My colleague Mete Atamel will be approaching a related topic from a different angle – he’ll be going into more detail on the ASP.NET Core + Docker + Kubernetes stack.

.NET Conf

.NET Conf is a on September 19th-21st. It’s free and virtual, so there’s basically no barrier to entry here. The precise agenda has yet to be announced, but the speakers shown so far are stellar.
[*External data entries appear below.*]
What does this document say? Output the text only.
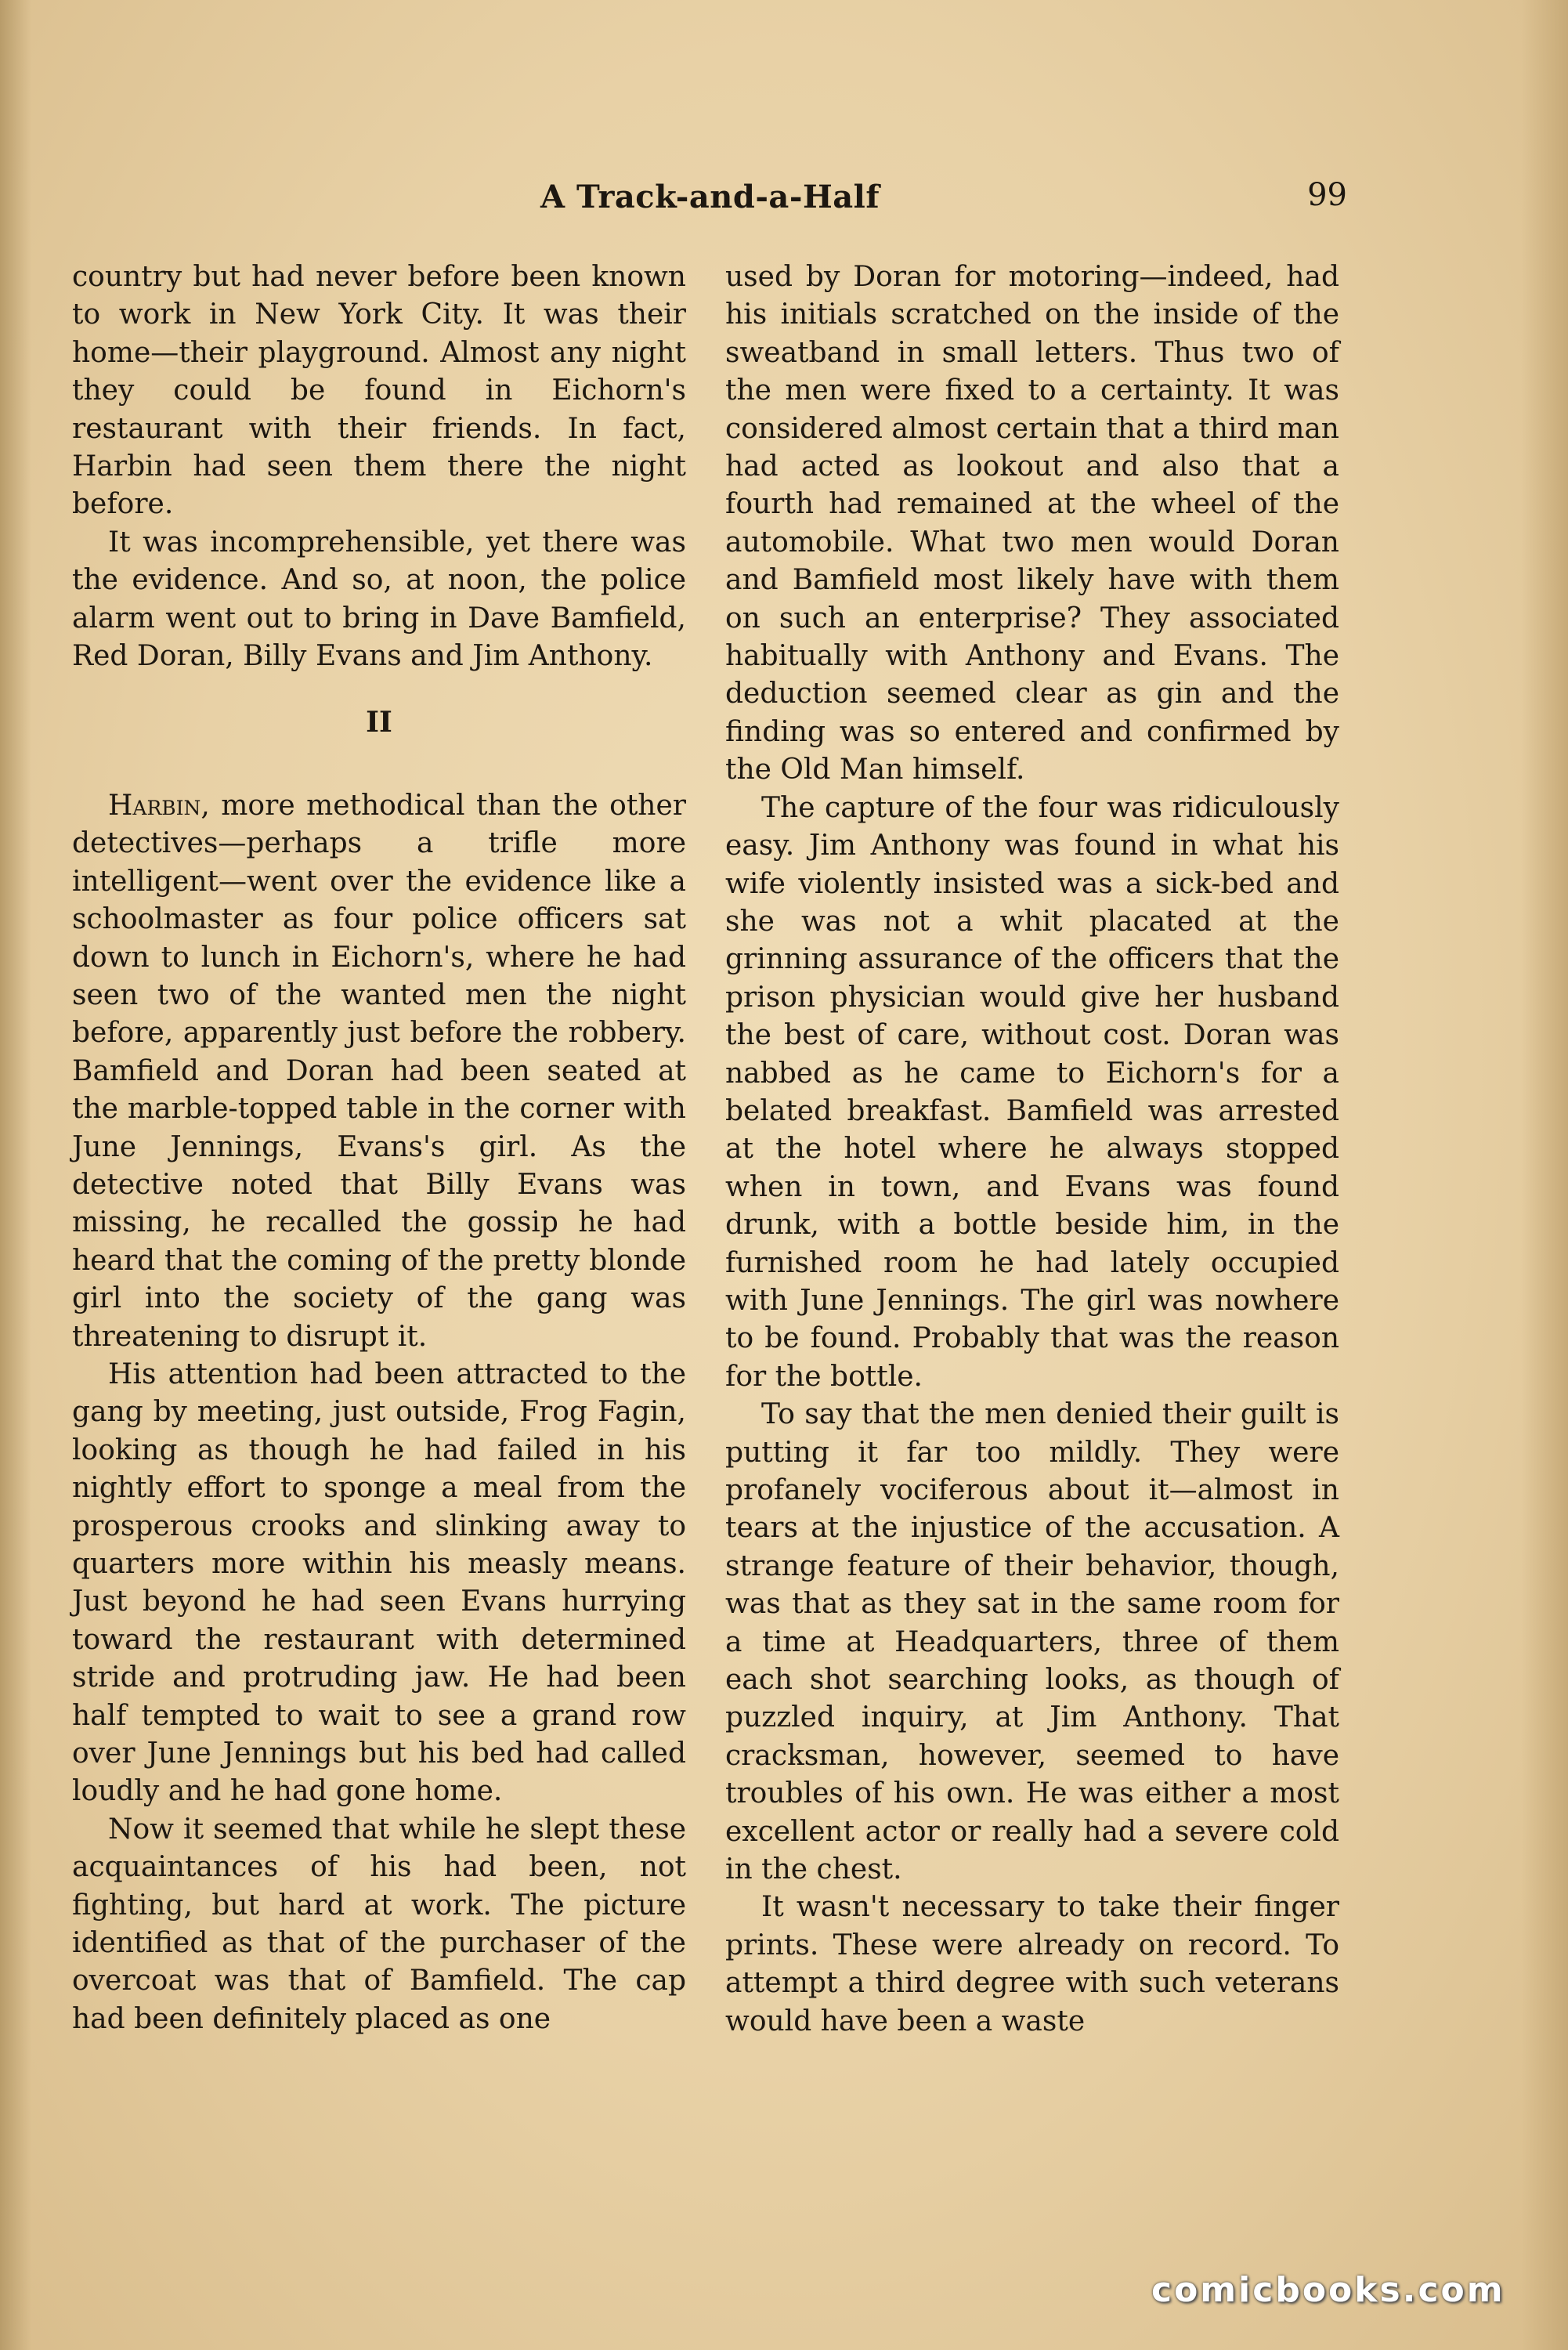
A Track-and-a-Half	99

country but had never before been known to work in New York City. It was their home—their playground. Almost any night they could be found in Eichorn's restaurant with their friends. In fact, Harbin had seen them there the night before.

It was incomprehensible, yet there was the evidence. And so, at noon, the police alarm went out to bring in Dave Bamfield, Red Doran, Billy Evans and Jim Anthony.

II

Harbin, more methodical than the other detectives—perhaps a trifle more intelligent—went over the evidence like a schoolmaster as four police officers sat down to lunch in Eichorn's, where he had seen two of the wanted men the night before, apparently just before the robbery. Bamfield and Doran had been seated at the marble-topped table in the corner with June Jennings, Evans's girl. As the detective noted that Billy Evans was missing, he recalled the gossip he had heard that the coming of the pretty blonde girl into the society of the gang was threatening to disrupt it.

His attention had been attracted to the gang by meeting, just outside, Frog Fagin, looking as though he had failed in his nightly effort to sponge a meal from the prosperous crooks and slinking away to quarters more within his measly means. Just beyond he had seen Evans hurrying toward the restaurant with determined stride and protruding jaw. He had been half tempted to wait to see a grand row over June Jennings but his bed had called loudly and he had gone home.

Now it seemed that while he slept these acquaintances of his had been, not fighting, but hard at work. The picture identified as that of the purchaser of the overcoat was that of Bamfield. The cap had been definitely placed as one

used by Doran for motoring—indeed, had his initials scratched on the inside of the sweatband in small letters. Thus two of the men were fixed to a certainty. It was considered almost certain that a third man had acted as lookout and also that a fourth had remained at the wheel of the automobile. What two men would Doran and Bamfield most likely have with them on such an enterprise? They associated habitually with Anthony and Evans. The deduction seemed clear as gin and the finding was so entered and confirmed by the Old Man himself.

The capture of the four was ridiculously easy. Jim Anthony was found in what his wife violently insisted was a sick-bed and she was not a whit placated at the grinning assurance of the officers that the prison physician would give her husband the best of care, without cost. Doran was nabbed as he came to Eichorn's for a belated breakfast. Bamfield was arrested at the hotel where he always stopped when in town, and Evans was found drunk, with a bottle beside him, in the furnished room he had lately occupied with June Jennings. The girl was nowhere to be found. Probably that was the reason for the bottle.

To say that the men denied their guilt is putting it far too mildly. They were profanely vociferous about it—almost in tears at the injustice of the accusation. A strange feature of their behavior, though, was that as they sat in the same room for a time at Headquarters, three of them each shot searching looks, as though of puzzled inquiry, at Jim Anthony. That cracksman, however, seemed to have troubles of his own. He was either a most excellent actor or really had a severe cold in the chest.

It wasn't necessary to take their finger prints. These were already on record. To attempt a third degree with such veterans would have been a waste

comicbooks.com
My talk for .NET Conf will be on diagnostics and problem solving: the path from “Something isn’t working” to “Here’s a great, well-researched Stack Overflow question” or “Ah, that’s what was wrong, and I fixed it!” Finding that path is a skill I’m passionate about – expect to hear more from me in all forms over the next few years. (Now that Noda Time is “mostly done” it’s probably going to be my next big goal in personal time.)

Developing a Digital Future

Developing a Digital Future is a one day conference in Moldova, hosted by Amdaris on September 21st.

I’m delighted to be giving the keynote, whose subject will be the name of the conference. What will tech be like in 5, 10, 20 years? How will it change society? How will our jobs as software engineers be different as a result?

In the afternoon, I’ll be doing a round-table event for a subset of attendees – live coding, answering attendee questions etc. Lots of fun!